Nihon Fukubu Kyukyu Igakkai Zasshi (Journal of Abdominal Emergency Medicine)
Online ISSN : 1882-4781
Print ISSN : 1340-2242
ISSN-L : 1340-2242
Standardization of Conservative Treatment for Acute Perforated Gastric or Duodenal Ulcer
Use of a Clinical Pathway for Equalizing Medical Quality and Reducing Medical Costs
Hiroyasu IshikuraRyota NakanoYasutaka KoumuraHiroshi OoyaHiroaki HataHiroshi KatayamaSatoshi OgisoKinya Koizumi
Author information
JOURNAL FREE ACCESS

2006 Volume 26 Issue 7 Pages 845-850

Details
Abstract

Conservative treatment for acute perforated gastric or duodenal ulcers was evaluated using a clinical pathway (CP). Fifteen days was set as the admission period for our CP, with the first three days under intensive care unit (ICU) management. This CP was applied to a total of 34 patients between October 2000 to June 2006 with the following results: 29 patients were treated successfully without variance, yielding a completion rate of 85.3% (29/34); the treatment of 5 patients deviated from the CP; two cases developed intra-abdominal abscesses, two cases were diagnosed as having of malignant gastric disease as a result of endoscopic examinations performed on the 7th admission day, and one case was diagnosed as having an unclosed perforated duodenal ulcer as a result of an endoscopic examination performed on the 7th admission day, resulting in conversion treatment to surgical treatment.
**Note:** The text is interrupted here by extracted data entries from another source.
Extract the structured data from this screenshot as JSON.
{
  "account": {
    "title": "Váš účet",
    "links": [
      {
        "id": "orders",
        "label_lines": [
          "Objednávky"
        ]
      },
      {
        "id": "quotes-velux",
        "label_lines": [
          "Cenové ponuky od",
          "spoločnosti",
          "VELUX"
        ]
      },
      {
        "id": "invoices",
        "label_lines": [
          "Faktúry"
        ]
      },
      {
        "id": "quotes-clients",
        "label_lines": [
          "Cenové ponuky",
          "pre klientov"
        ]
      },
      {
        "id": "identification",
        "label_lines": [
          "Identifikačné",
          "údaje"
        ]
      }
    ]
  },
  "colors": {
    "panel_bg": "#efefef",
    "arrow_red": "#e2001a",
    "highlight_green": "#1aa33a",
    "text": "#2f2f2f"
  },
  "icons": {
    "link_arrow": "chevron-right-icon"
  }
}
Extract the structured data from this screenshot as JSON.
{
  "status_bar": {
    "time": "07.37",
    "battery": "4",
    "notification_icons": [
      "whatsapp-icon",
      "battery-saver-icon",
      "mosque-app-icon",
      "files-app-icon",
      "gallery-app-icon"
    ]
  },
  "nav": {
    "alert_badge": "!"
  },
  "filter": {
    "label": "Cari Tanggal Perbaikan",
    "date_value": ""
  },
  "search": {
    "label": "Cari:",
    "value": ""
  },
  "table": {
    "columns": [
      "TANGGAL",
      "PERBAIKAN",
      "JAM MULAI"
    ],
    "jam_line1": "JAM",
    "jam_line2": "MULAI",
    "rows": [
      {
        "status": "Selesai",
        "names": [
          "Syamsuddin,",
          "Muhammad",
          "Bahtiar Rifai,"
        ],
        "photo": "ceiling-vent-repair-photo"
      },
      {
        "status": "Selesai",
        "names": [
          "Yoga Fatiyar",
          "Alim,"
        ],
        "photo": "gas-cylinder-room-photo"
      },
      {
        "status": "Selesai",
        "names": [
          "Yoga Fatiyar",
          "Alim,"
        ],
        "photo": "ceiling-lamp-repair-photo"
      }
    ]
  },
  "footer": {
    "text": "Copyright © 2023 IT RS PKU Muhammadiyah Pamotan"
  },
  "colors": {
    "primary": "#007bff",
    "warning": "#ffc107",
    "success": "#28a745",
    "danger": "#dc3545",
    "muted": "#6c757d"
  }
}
Based on the previously mentioned results, we set the entry criteria for the CP as follows: 1) an age less than 65 years; 2) no evidence of psychiatric diseases; 3) no or only a small amount of ascitic fluid collection; 4) no apparent history of cancer or severe underlying disease and a generally stable condition. We concluded that conservative treatment for acute perforated gastric or duodenal ulcer using our CP was effective from both a medical and an economic viewpoint in the majority of patients who met the entry criteria.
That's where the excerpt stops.